On a positive note, in the statistics released this week, the Workplace Health Safety and Compensation Commission (WHSCC) said the lost-time incidence rate in Newfoundland and Labrador workplaces remained at a historic low of 1.6 per 100 workers in 2013, the same as 2012.
The lost-time incidence rate represents the number of injured workers who received compensation while missing time from work due to a workplace incident or accident.
The WHSCC said the rate had been decreasing steadily for 13 years, and has improved dramatically from its high of 5.2 per 100 workers in 1989. For 2013, 92.1 per cent of employers in the province are injury-free, up from 91.8 per cent in 2012. It said these improvements are significant given that annual average employment in the province is rising.
“Workers, employers, the Workplace Health, Safety and Compensation Commission, the Occupational Health and Safety Branch of Service NL and other organizations are to be commended for making our workplaces safer,” Service NL Minister Dan Crummell, the minister responsible for the WHSCC, said in a news release. “All stakeholders are providing important leadership around improving our safety culture and we’re seeing tangible results. Safety is everyone’s responsibility and together we can prevent injuries in our workplaces”.
The commission said young workers, aged 15 to 24 years, continue to lead the province in reducing workplace injuries.

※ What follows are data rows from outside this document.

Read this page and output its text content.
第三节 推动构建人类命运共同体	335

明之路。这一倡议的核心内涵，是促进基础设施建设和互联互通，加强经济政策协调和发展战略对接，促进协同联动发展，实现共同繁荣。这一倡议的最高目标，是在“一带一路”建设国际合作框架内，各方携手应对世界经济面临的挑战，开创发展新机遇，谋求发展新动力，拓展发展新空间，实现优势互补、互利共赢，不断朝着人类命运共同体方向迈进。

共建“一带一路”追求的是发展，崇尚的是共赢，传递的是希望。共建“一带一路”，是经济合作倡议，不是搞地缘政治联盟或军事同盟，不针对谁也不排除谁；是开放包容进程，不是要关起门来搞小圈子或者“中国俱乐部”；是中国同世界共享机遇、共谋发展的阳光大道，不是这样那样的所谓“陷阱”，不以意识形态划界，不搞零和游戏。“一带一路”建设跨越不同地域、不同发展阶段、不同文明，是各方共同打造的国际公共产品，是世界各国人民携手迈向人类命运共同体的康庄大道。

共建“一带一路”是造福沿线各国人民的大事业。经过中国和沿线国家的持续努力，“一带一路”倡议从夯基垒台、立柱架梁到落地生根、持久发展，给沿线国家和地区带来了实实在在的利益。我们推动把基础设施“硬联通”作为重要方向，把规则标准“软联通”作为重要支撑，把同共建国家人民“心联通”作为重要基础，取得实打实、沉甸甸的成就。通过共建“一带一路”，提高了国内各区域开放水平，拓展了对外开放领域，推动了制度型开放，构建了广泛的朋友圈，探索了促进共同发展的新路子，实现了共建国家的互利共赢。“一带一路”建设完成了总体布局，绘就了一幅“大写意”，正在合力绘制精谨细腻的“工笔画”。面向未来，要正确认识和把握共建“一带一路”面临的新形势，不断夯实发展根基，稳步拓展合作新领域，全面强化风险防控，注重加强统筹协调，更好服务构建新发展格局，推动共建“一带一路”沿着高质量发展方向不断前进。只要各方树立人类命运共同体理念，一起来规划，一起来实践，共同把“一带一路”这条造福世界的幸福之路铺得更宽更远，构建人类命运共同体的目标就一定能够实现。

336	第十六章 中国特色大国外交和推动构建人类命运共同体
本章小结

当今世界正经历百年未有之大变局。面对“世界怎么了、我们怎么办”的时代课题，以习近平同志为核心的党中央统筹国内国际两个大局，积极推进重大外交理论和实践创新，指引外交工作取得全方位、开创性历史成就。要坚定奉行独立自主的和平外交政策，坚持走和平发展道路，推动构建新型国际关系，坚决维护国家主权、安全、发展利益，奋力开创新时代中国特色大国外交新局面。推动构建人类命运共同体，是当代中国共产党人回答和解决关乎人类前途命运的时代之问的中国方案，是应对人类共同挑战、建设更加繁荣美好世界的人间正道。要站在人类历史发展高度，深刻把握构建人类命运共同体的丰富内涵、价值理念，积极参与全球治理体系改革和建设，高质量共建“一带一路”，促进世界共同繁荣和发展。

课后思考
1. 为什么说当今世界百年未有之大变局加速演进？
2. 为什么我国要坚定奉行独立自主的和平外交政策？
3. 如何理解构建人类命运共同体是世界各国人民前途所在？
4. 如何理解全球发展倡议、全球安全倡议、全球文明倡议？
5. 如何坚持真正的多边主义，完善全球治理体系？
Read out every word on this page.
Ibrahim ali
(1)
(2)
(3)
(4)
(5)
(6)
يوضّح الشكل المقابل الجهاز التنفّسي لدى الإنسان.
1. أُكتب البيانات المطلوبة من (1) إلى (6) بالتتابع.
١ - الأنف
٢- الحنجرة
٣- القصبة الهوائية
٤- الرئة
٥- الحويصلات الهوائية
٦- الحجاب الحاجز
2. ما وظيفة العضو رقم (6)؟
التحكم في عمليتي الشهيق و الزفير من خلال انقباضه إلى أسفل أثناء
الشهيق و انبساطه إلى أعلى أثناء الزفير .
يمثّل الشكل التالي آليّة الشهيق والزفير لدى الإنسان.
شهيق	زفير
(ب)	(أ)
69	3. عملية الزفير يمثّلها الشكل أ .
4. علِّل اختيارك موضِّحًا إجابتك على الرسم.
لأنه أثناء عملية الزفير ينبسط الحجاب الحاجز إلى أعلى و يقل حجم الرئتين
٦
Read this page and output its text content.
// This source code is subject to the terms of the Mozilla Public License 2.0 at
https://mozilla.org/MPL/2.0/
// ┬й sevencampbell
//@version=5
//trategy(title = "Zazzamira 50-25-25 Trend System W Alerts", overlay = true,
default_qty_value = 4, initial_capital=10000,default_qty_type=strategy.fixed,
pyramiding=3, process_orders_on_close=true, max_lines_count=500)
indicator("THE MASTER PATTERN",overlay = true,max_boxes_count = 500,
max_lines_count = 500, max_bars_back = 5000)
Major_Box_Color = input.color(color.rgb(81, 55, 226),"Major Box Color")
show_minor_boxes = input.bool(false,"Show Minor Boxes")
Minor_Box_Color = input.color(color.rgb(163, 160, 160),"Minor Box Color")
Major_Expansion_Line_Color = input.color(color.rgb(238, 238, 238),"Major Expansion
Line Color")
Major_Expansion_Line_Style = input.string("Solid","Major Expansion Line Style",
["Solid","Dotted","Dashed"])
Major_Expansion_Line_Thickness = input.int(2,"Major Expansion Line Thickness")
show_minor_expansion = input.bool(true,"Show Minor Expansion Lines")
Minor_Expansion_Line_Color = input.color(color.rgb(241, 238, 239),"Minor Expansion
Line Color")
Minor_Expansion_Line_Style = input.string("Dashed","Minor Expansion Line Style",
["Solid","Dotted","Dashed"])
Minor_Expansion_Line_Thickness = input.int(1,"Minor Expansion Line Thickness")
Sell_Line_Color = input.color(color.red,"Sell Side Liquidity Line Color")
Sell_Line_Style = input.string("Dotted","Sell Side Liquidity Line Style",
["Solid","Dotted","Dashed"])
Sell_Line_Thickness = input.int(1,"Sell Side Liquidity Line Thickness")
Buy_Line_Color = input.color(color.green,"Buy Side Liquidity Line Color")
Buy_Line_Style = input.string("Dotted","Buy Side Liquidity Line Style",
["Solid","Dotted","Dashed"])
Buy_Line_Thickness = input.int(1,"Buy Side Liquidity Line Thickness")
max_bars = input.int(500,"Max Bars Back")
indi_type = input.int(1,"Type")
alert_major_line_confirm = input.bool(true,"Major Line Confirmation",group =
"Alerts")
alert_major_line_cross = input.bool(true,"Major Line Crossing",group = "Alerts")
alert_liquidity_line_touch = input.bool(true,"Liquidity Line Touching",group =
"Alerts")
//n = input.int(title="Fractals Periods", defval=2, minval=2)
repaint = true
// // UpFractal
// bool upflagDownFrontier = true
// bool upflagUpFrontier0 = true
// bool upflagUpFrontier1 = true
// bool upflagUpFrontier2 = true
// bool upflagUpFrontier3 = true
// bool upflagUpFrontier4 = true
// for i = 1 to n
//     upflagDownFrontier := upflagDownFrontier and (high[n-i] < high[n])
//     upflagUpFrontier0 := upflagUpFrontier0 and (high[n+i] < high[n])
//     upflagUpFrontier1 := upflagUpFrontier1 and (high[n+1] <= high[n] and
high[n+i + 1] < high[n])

For 2013, youth reported 1.5 lost-time incidents per 100 workers, up slightly from 1.4 in 2012. However, this rate continues to trend below the provincial injury rate.
Lost-time incidents for falls from heights decreased to 8.5 per 10,000 workers in 2013, down slightly from 8.6 in 2012 and down significantly from 11.8 five years ago.
Galway said: “We strongly believe that workplace-related injuries and illnesses can be prevented. Every worker deserves to come home safely at the end of their work day. We will continue to work with our stakeholders to focus on awareness and training to help prevent injuries and occupational disease."